The Nationwide Inpatient Sample was investigated from 2004 to 2011 to identify cohorts with marijuana (N = 2,496,165) and nonmarijuana (N = 116,163,454) usage. Patients with a primary diagnosis of ICH were identified using International Classification of Diseases, Ninth Edition, Clinical Modification codes. Univariable analysis was used to compare demographics and risk factors for ICH, and to study patient outcomes in ICH patients with or without marijuana use. Binary logistic regression analyses were used to study marijuana as independent predictor of ICH and to assess its effect on patient outcomes.

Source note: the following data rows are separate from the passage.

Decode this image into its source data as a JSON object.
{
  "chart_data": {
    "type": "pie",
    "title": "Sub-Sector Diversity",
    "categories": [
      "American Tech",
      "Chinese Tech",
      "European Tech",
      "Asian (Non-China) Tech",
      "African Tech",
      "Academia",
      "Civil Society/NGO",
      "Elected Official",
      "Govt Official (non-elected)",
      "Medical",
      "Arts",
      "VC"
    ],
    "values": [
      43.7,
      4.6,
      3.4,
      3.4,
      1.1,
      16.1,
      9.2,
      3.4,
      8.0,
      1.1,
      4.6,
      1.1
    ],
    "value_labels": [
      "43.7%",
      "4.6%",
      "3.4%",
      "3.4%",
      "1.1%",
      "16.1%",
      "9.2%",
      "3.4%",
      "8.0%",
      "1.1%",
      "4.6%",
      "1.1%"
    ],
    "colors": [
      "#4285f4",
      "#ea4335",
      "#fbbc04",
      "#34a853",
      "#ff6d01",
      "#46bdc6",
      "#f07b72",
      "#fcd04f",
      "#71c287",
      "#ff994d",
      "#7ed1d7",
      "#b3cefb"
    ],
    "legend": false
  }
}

The prevalence of ICH was greater in the marijuana cohort (relative risk: 1.11, confidence interval [CI]: 1.07-1.16). However, marijuana use (odds ratio [OR]: 1.063; CI: .963-1.173) was not an independent predictor of ICH after adjusting for other illicit drug use and ICH risk factors. For in-hospital outcomes, marijuana users had fewer adverse discharge dispositions (OR .78; CI: .72-.86), reduced length of hospitalization (OR .54; CI: .48-.61), and lower hospitalization cost (OR .72; CI: .64-.81) but higher in-hospital mortality (OR 1.26; CI: 1.12-1.41).
Marijuana users are more likely to be admitted with ICH, however, marijuana is not an independent risk factor for ICH. Although marijuana has paradoxical effect on ICH related outcomes, higher mortality rates in marijuana users offset any potential protective effect among ICH patients.